Wednesday, November 11, 2009

The Collins Telegraph Trail

James Mackenzie Anderson was the son of James Anderson, Alexander Caulfield Anderson's older brother who had also joined the fur trade.
He was born at the HBC Nipigon Post on 12th August 1845.
He grew up at Fort Simpson, in the Northwest Territories, in a post managed by his father.
His father retired from the fur trade to Georgina, a township in York County.
About 1863, James Anderson and others went to British Columbia to work for the Collins Overland Telegraph Company, a company that planned to build a telegraph line from British Columbia to Russia across the Bering Sea.
James was 18 years old at the time.
He travelled by train to New York City, then by sailboat from New York to Nicaragua, walked across the peninsula to the Pacific, and sailed to San Francisco.
There the crew and passengers were jailed on suspicion of piracy.
Once he was released, James and his party went on to Victoria, where James visited his uncle Alexander Caulfield Anderson.
While he was working on the Collins Telegraph Trail, James Anderson acted as axeman to George Mercer Dawson, geologist and surveyor.
George Mercer Dawson had also known James' uncle, Alexander Caulfield Anderson.
The telegraph project was abandoned when the Atlantic cable was laid, and James Anderson and his party joined the gold rush to the Cariboo.
When the gold rush petered out, James returned to Sutton, Ontario.
I suspect that he actually visited his uncle at this time, after working on the Telegraph Trail, and that is why the trail is marked on Alexander Caulfield Anderson's 1867 map of British Columbia.
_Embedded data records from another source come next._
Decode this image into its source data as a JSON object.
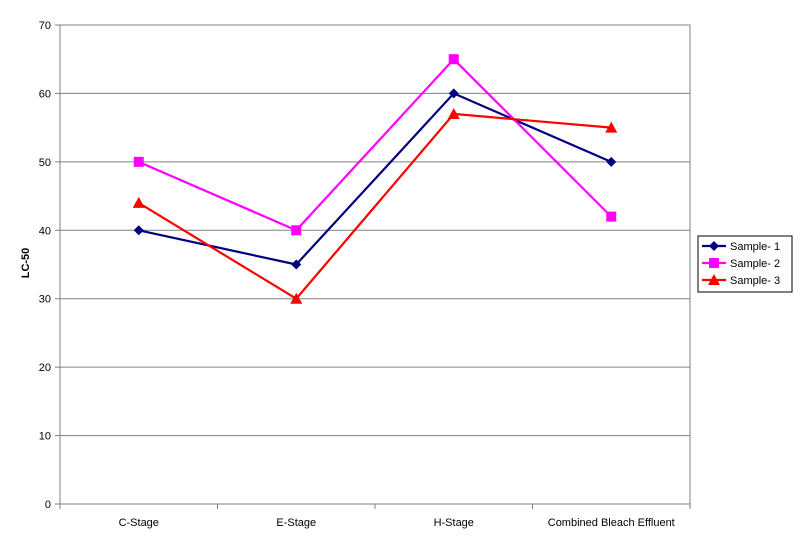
{
  "chart_data": {
    "type": "line",
    "title": "",
    "xlabel": "",
    "ylabel": "LC-50",
    "categories": [
      "C-Stage",
      "E-Stage",
      "H-Stage",
      "Combined Bleach Effluent"
    ],
    "ylim": [
      0,
      70
    ],
    "yticks": [
      0,
      10,
      20,
      30,
      40,
      50,
      60,
      70
    ],
    "grid": true,
    "legend_position": "right",
    "series": [
      {
        "name": "Sample- 1",
        "values": [
          40,
          35,
          60,
          50
        ],
        "color": "#000080",
        "marker": "diamond"
      },
      {
        "name": "Sample- 2",
        "values": [
          50,
          40,
          65,
          42
        ],
        "color": "#ff00ff",
        "marker": "square"
      },
      {
        "name": "Sample- 3",
        "values": [
          44,
          30,
          57,
          55
        ],
        "color": "#ff0000",
        "marker": "triangle"
      }
    ]
  }
}
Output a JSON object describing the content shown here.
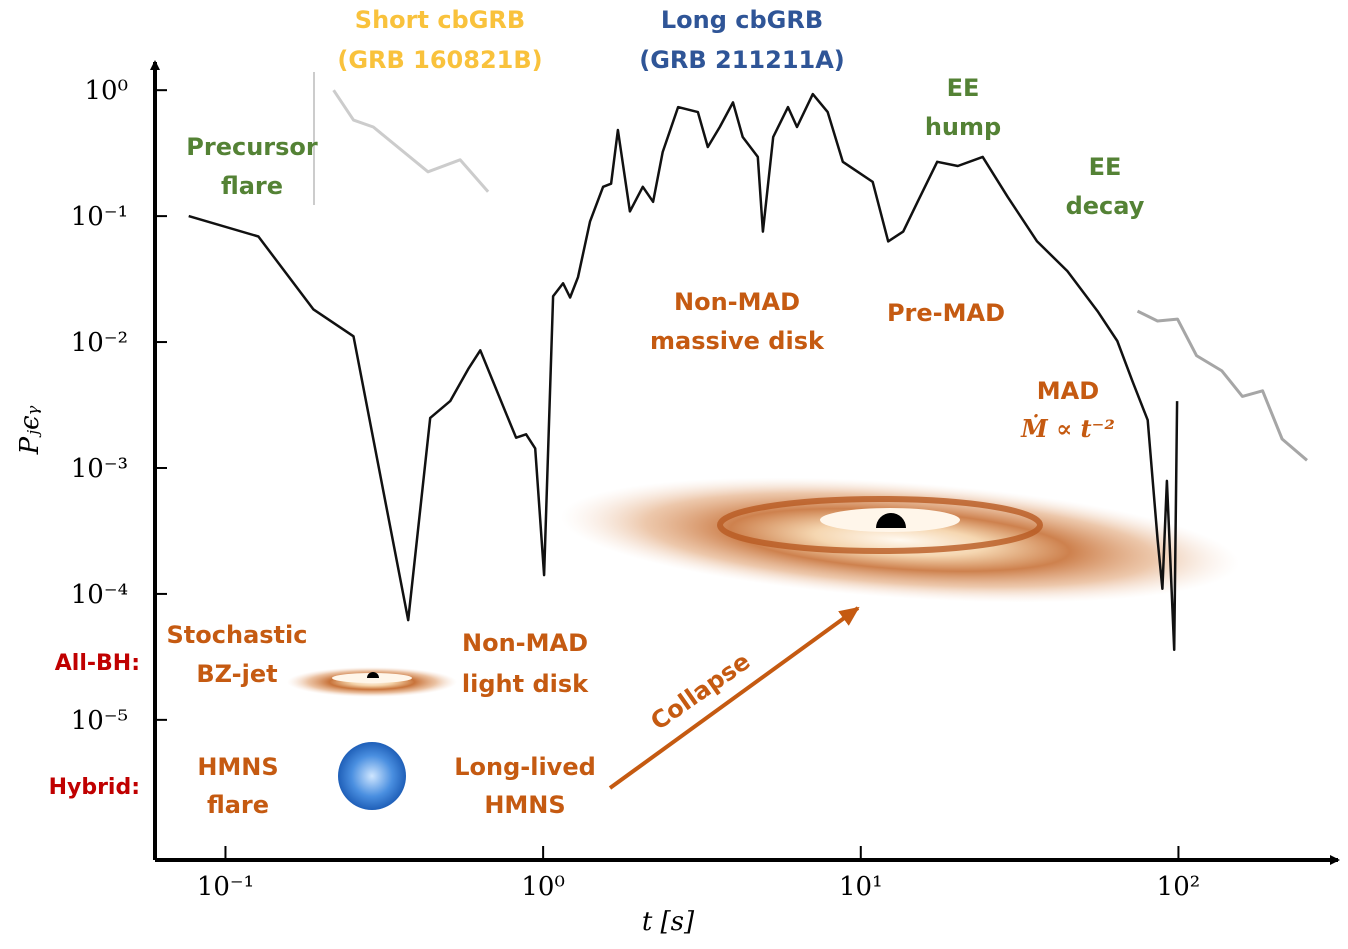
{
  "chart_data": {
    "type": "line",
    "xlabel": "t [s]",
    "ylabel": "Pⱼϵᵧ",
    "xlog": true,
    "ylog": true,
    "xlim": [
      0.06,
      300
    ],
    "ylim": [
      8e-07,
      1.5
    ],
    "xticks": [
      {
        "value": 0.1,
        "label": "10⁻¹"
      },
      {
        "value": 1,
        "label": "10⁰"
      },
      {
        "value": 10,
        "label": "10¹"
      },
      {
        "value": 100,
        "label": "10²"
      }
    ],
    "yticks": [
      {
        "value": 1,
        "label": "10⁰"
      },
      {
        "value": 0.1,
        "label": "10⁻¹"
      },
      {
        "value": 0.01,
        "label": "10⁻²"
      },
      {
        "value": 0.001,
        "label": "10⁻³"
      },
      {
        "value": 0.0001,
        "label": "10⁻⁴"
      },
      {
        "value": 1e-05,
        "label": "10⁻⁵"
      }
    ],
    "series": [
      {
        "color": "#111111",
        "x": [
          0.0766,
          0.127,
          0.189,
          0.253,
          0.376,
          0.441,
          0.51,
          0.581,
          0.634,
          0.765,
          0.822,
          0.884,
          0.944,
          1.007,
          1.075,
          1.156,
          1.216,
          1.288,
          1.405,
          1.544,
          1.637,
          1.72,
          1.876,
          2.06,
          2.22,
          2.38,
          2.66,
          3.07,
          3.3,
          3.6,
          3.96,
          4.25,
          4.74,
          4.92,
          5.3,
          5.9,
          6.3,
          7.06,
          7.87,
          8.78,
          9.78,
          10.9,
          12.2,
          13.6,
          15.1,
          17.4,
          20.2,
          24.2,
          29.0,
          35.9,
          44.7,
          55.6,
          64.2,
          71.6,
          80,
          86,
          89,
          92,
          97,
          99
        ],
        "values": [
          0.1,
          0.0689,
          0.0182,
          0.0111,
          6.2e-05,
          0.0025,
          0.0034,
          0.0061,
          0.0086,
          0.0027,
          0.00174,
          0.00185,
          0.00143,
          0.000141,
          0.0231,
          0.0293,
          0.0226,
          0.0327,
          0.0905,
          0.171,
          0.181,
          0.483,
          0.109,
          0.171,
          0.13,
          0.323,
          0.734,
          0.67,
          0.354,
          0.51,
          0.8,
          0.425,
          0.295,
          0.0754,
          0.425,
          0.734,
          0.51,
          0.93,
          0.67,
          0.27,
          0.225,
          0.187,
          0.063,
          0.0754,
          0.13,
          0.27,
          0.25,
          0.295,
          0.142,
          0.063,
          0.0366,
          0.0176,
          0.0102,
          0.0049,
          0.0024,
          0.00027,
          0.00011,
          0.00079,
          3.6e-05,
          0.0034
        ]
      },
      {
        "color": "#cccccc",
        "x": [
          0.219,
          0.253,
          0.292,
          0.434,
          0.548,
          0.671
        ],
        "values": [
          1.0,
          0.579,
          0.51,
          0.225,
          0.28,
          0.156
        ]
      },
      {
        "color": "#a6a6a6",
        "x": [
          74.3,
          85.9,
          99.3,
          114,
          137,
          159,
          184,
          212,
          254
        ],
        "values": [
          0.0176,
          0.0147,
          0.0152,
          0.0078,
          0.0059,
          0.0037,
          0.0041,
          0.0017,
          0.00115
        ]
      }
    ],
    "annotations": [
      {
        "lines": [
          "Short cbGRB",
          "(GRB 160821B)"
        ],
        "color": "#f9c23c"
      },
      {
        "lines": [
          "Long cbGRB",
          "(GRB 211211A)"
        ],
        "color": "#2f5597"
      },
      {
        "lines": [
          "Precursor",
          "flare"
        ],
        "color": "#548235"
      },
      {
        "lines": [
          "EE",
          "hump"
        ],
        "color": "#548235"
      },
      {
        "lines": [
          "EE",
          "decay"
        ],
        "color": "#548235"
      },
      {
        "lines": [
          "Non-MAD",
          "massive disk"
        ],
        "color": "#c55a11"
      },
      {
        "lines": [
          "Pre-MAD"
        ],
        "color": "#c55a11"
      },
      {
        "lines": [
          "MAD",
          "Ṁ ∝ t⁻²"
        ],
        "color": "#c55a11"
      },
      {
        "lines": [
          "Stochastic",
          "BZ-jet"
        ],
        "color": "#c55a11"
      },
      {
        "lines": [
          "Non-MAD",
          "light disk"
        ],
        "color": "#c55a11"
      },
      {
        "lines": [
          "HMNS",
          "flare"
        ],
        "color": "#c55a11"
      },
      {
        "lines": [
          "Long-lived",
          "HMNS"
        ],
        "color": "#c55a11"
      },
      {
        "lines": [
          "All-BH:"
        ],
        "color": "#c00000"
      },
      {
        "lines": [
          "Hybrid:"
        ],
        "color": "#c00000"
      },
      {
        "lines": [
          "Collapse"
        ],
        "color": "#c55a11"
      }
    ]
  }
}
On his return to Sutton, Ontario, James Mackenzie Anderson took over the operation of the general store which sold everything from whiskey to frozen carcasses of pigs in wintertime.
James built a house called Riverside, in Sutton, presumably before he married.
It is rumoured that in 1885 James was a spy for the Canadian government during the Riel Rebellion; he was in Red River and took part in a Red River jig -- a Metis dance.
Of course, as son of a gentleman of the fur trade, James Anderson did not consider himself a Metis.
He may also be the James Anderson mentioned alongside his other uncle, William Anderson, in the "Frontier World of Edgar Dewdney."
James died 18th May 1932, in York, Ontario.